Her heart began to slam against her ribs.

Was this it? Was this the attack they’d been waiting for? Right here? In plain view?

If so, it couldn’t be vampires. Vampires couldn’t tolerate any sunlight at all.

Nicole swiftly flipped over onto her butt. Her head swam.

“Are you fucking crazy?” a woman shouted behind her.

“It was an accident,” a man said defensively.

Nicole glanced to the side as a football rolled to a wobbly halt a few yards away.

“Accident, my ass. You did that on purpose.” The woman on the bench set her book aside, rose, and stomped toward her. “Are you okay?”

Nicole started to nod but stopped when the slight movement magnified the pounding in her head. “Yeah. What happened?”

Lips tight, expression furious, the woman bent, took Nicole’s hand in her gloved one, and pulled her up. “That asshole hit you in the head with the football. He threw it right at you. I saw the whole thing.”

A football? That’s what had hit her? It has felt much harder than that.

The asshole in question loped toward them, his friend approaching from the other direction. “It was an accident. I swear,” the taller one said.

“Bullshit,” the woman snapped before facing Nicole. “I saw the short one nod in your direction. That shit was deliberate. It was an assault, and you should file a police report and press charges.”

The shorter one had nodded at her?

Suspicion rose. Though her head ached, Nicole studied the duo.

“Assault?” the taller one blurted in disbelief.

“Police report,” the other one bleated.

She’d seen the tall one before.

Where? Here on campus during one of her runs?

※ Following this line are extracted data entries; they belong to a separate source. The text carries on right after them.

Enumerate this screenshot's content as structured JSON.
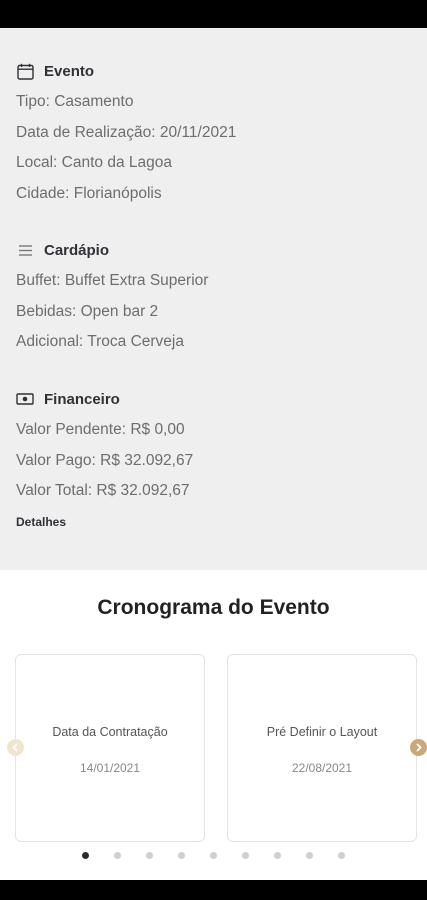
{
  "evento": {
    "title": "Evento",
    "icon": "calendar-icon",
    "lines": [
      "Tipo: Casamento",
      "Data de Realização: 20/11/2021",
      "Local: Canto da Lagoa",
      "Cidade: Florianópolis"
    ]
  },
  "cardapio": {
    "title": "Cardápio",
    "icon": "menu-list-icon",
    "lines": [
      "Buffet: Buffet Extra Superior",
      "Bebidas: Open bar 2",
      "Adicional: Troca Cerveja"
    ]
  },
  "financeiro": {
    "title": "Financeiro",
    "icon": "money-icon",
    "lines": [
      "Valor Pendente: R$ 0,00",
      "Valor Pago: R$ 32.092,67",
      "Valor Total: R$ 32.092,67"
    ],
    "details_label": "Detalhes"
  },
  "cronograma": {
    "title": "Cronograma do Evento",
    "cards": [
      {
        "title": "Data da Contratação",
        "date": "14/01/2021"
      },
      {
        "title": "Pré Definir o Layout",
        "date": "22/08/2021"
      }
    ],
    "page_count": 9,
    "active_page": 1
  },
  "colors": {
    "panel_bg": "#efefef",
    "accent_gold": "#c9a978",
    "arrow_disabled": "#f0e6cf"
  }
}
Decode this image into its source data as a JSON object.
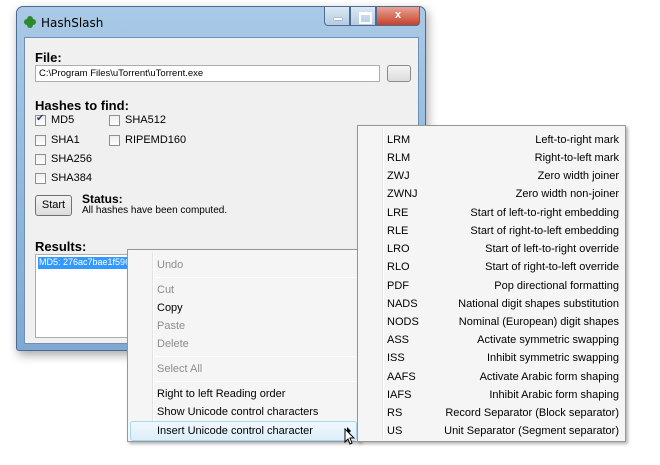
{
  "window": {
    "title": "HashSlash",
    "caption_close": "x"
  },
  "file": {
    "label": "File:",
    "path": "C:\\Program Files\\uTorrent\\uTorrent.exe"
  },
  "hashes": {
    "label": "Hashes to find:",
    "options": [
      {
        "name": "MD5",
        "checked": true
      },
      {
        "name": "SHA512",
        "checked": false
      },
      {
        "name": "SHA1",
        "checked": false
      },
      {
        "name": "RIPEMD160",
        "checked": false
      },
      {
        "name": "SHA256",
        "checked": false
      },
      {
        "name": "SHA384",
        "checked": false
      }
    ]
  },
  "actions": {
    "start_label": "Start"
  },
  "status": {
    "label": "Status:",
    "text": "All hashes have been computed."
  },
  "results": {
    "label": "Results:",
    "line": "MD5: 276ac7bae1f596"
  },
  "context_menu": {
    "items": [
      {
        "label": "Undo",
        "disabled": true
      },
      {
        "label": "Cut",
        "disabled": true
      },
      {
        "label": "Copy",
        "disabled": false
      },
      {
        "label": "Paste",
        "disabled": true
      },
      {
        "label": "Delete",
        "disabled": true
      },
      {
        "label": "Select All",
        "disabled": true
      },
      {
        "label": "Right to left Reading order",
        "disabled": false
      },
      {
        "label": "Show Unicode control characters",
        "disabled": false
      },
      {
        "label": "Insert Unicode control character",
        "disabled": false,
        "highlighted": true
      }
    ]
  },
  "submenu": {
    "items": [
      {
        "code": "LRM",
        "description": "Left-to-right mark"
      },
      {
        "code": "RLM",
        "description": "Right-to-left mark"
      },
      {
        "code": "ZWJ",
        "description": "Zero width joiner"
      },
      {
        "code": "ZWNJ",
        "description": "Zero width non-joiner"
      },
      {
        "code": "LRE",
        "description": "Start of left-to-right embedding"
      },
      {
        "code": "RLE",
        "description": "Start of right-to-left embedding"
      },
      {
        "code": "LRO",
        "description": "Start of left-to-right override"
      },
      {
        "code": "RLO",
        "description": "Start of right-to-left override"
      },
      {
        "code": "PDF",
        "description": "Pop directional formatting"
      },
      {
        "code": "NADS",
        "description": "National digit shapes substitution"
      },
      {
        "code": "NODS",
        "description": "Nominal (European) digit shapes"
      },
      {
        "code": "ASS",
        "description": "Activate symmetric swapping"
      },
      {
        "code": "ISS",
        "description": "Inhibit symmetric swapping"
      },
      {
        "code": "AAFS",
        "description": "Activate Arabic form shaping"
      },
      {
        "code": "IAFS",
        "description": "Inhibit Arabic form shaping"
      },
      {
        "code": "RS",
        "description": "Record Separator (Block separator)"
      },
      {
        "code": "US",
        "description": "Unit Separator (Segment separator)"
      }
    ]
  },
  "colors": {
    "selection": "#3399ff",
    "close_button": "#c7412b",
    "title_bar": "#a9c9e6"
  },
  "icons": [
    "clover-icon",
    "minimize-icon",
    "maximize-icon",
    "close-icon",
    "checkmark-icon",
    "submenu-arrow-icon",
    "mouse-cursor-icon"
  ]
}
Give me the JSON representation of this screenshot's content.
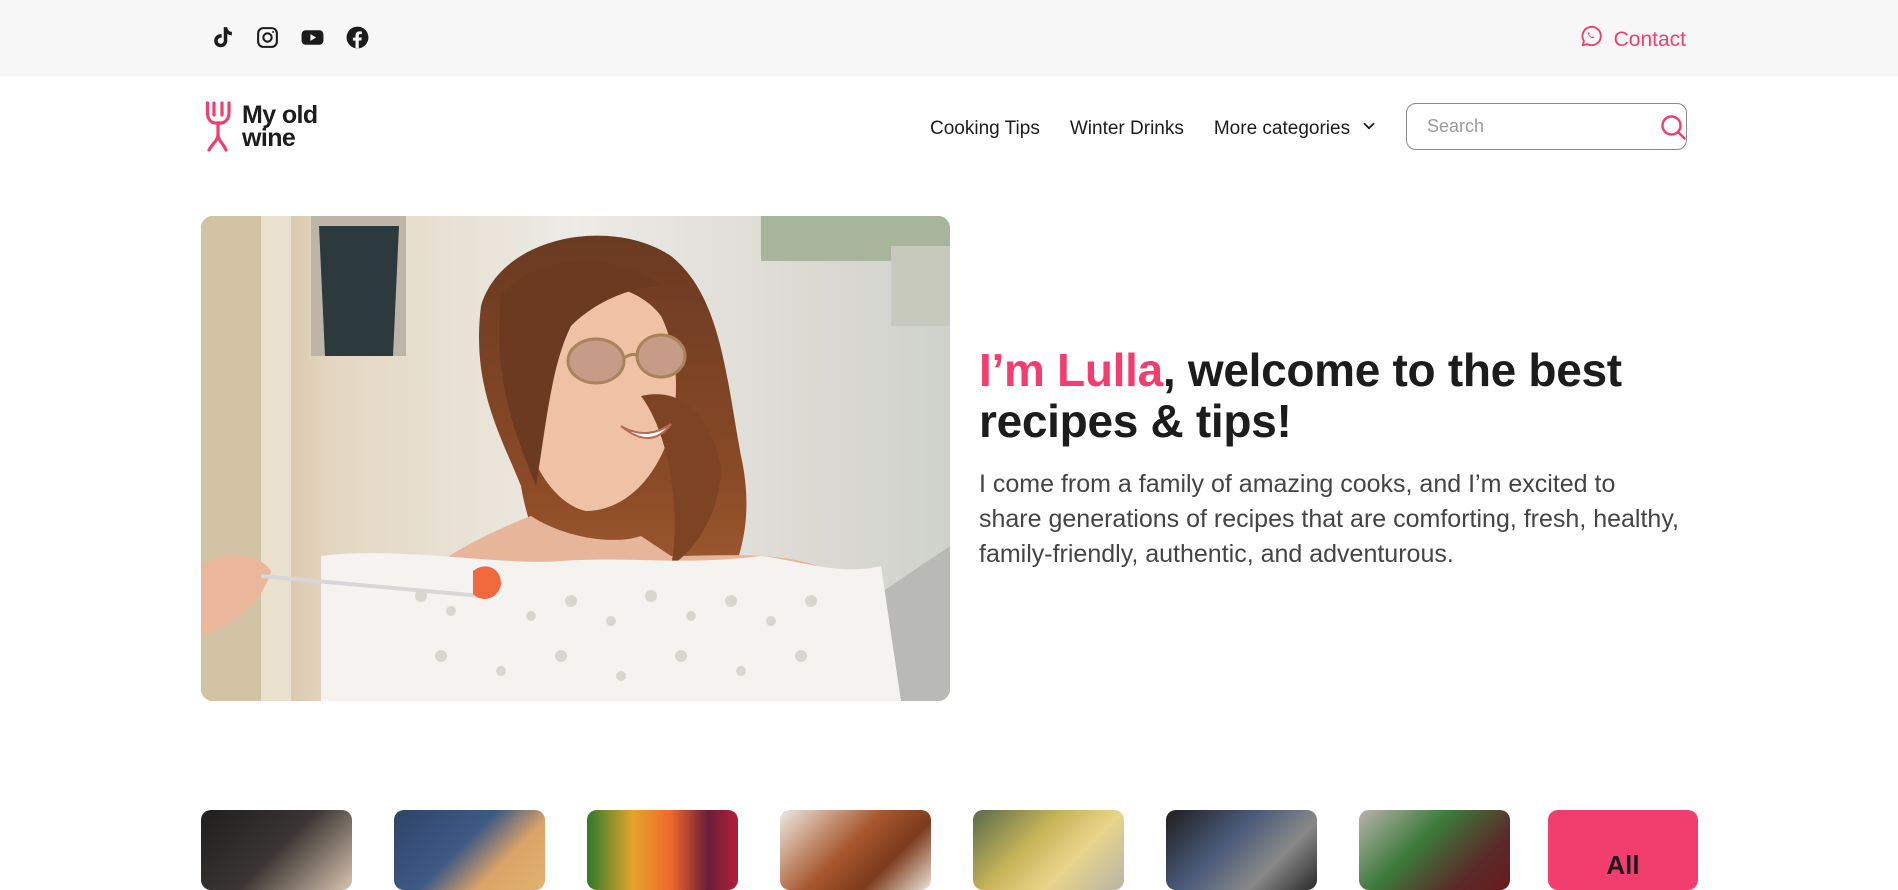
{
  "topbar": {
    "social": [
      {
        "icon": "tiktok-icon"
      },
      {
        "icon": "instagram-icon"
      },
      {
        "icon": "youtube-icon"
      },
      {
        "icon": "facebook-icon"
      }
    ],
    "contact_label": "Contact",
    "contact_icon": "whatsapp-icon"
  },
  "logo": {
    "line1": "My old",
    "line2": "wine"
  },
  "nav": {
    "items": [
      "Cooking Tips",
      "Winter Drinks",
      "More categories"
    ],
    "dropdown_icon": "chevron-down-icon"
  },
  "search": {
    "placeholder": "Search",
    "icon": "search-icon"
  },
  "hero": {
    "title_accent": "I’m Lulla",
    "title_rest": ", welcome to the best recipes & tips!",
    "description": "I come from a family of amazing cooks, and I’m excited to share generations of recipes that are comforting, fresh, healthy, family-friendly, authentic, and adventurous."
  },
  "categories": {
    "all_label": "All"
  },
  "colors": {
    "accent": "#f23e6f",
    "topbar_bg": "#f7f7f7",
    "text": "#1c1c1c",
    "muted": "#444444"
  }
}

No. At one of the parties she’d attended. He and another guy had hit on her. Aggressively. Had it been the shorter one?

She couldn’t remember. But the tall one…

Yeah. That was the asshole she’d had to shut down forcefully. In front of his buddies. Who had laughed their asses off.

Anger rose. Nicole bent and picked up the football. Looking over the tall one’s shoulder, she called, “Over here, officer.”

Eyes widening, both men swung around.

Nicole drew her arm back and fired off the football, putting all the muscle she’d honed training in special ops and as a Second behind it.

The ball slammed into the back of Tall Guy’s head. Stumbling forward, he barked, “Ah! What the fuck?”

The woman burst out laughing.

Tall Guy took a menacing step forward.

Nicole shifted into a fighting stance. She didn’t doubt that she could take this asshole down. And in the unlikely event that she couldn’t, all she had to do was hold him off until the special ops jogger turned around and headed back. The special ops “couple” should be up ahead, around a curve, and would come running if she sounded an alarm.

The woman pulled what looked like a small pepper spray canister out of her pocket. “Oh no, you don’t. You stay the hell back.”

Nicole’s right palm began to tingle and burn. From scraping it on the pavement?

She risked a glance down. The skin around the abrasions glistened, as did her fingers. Not with blood. With something clear.

Frowning, she rubbed them together. They were wet.

From the football?

No. North Carolina hadn’t had rain in weeks. They were going through yet another historic drought, and water restrictions forbade lawn watering and the use of sprinkler systems, so the football had to be dry.

And yet her hand was moist.

Her palm burned.

The woman took a step toward Tall Guy and started ranting about grown men having the mentality of juveniles.

Nicole had touched the woman’s glove when she’d helped her up. Had it been wet?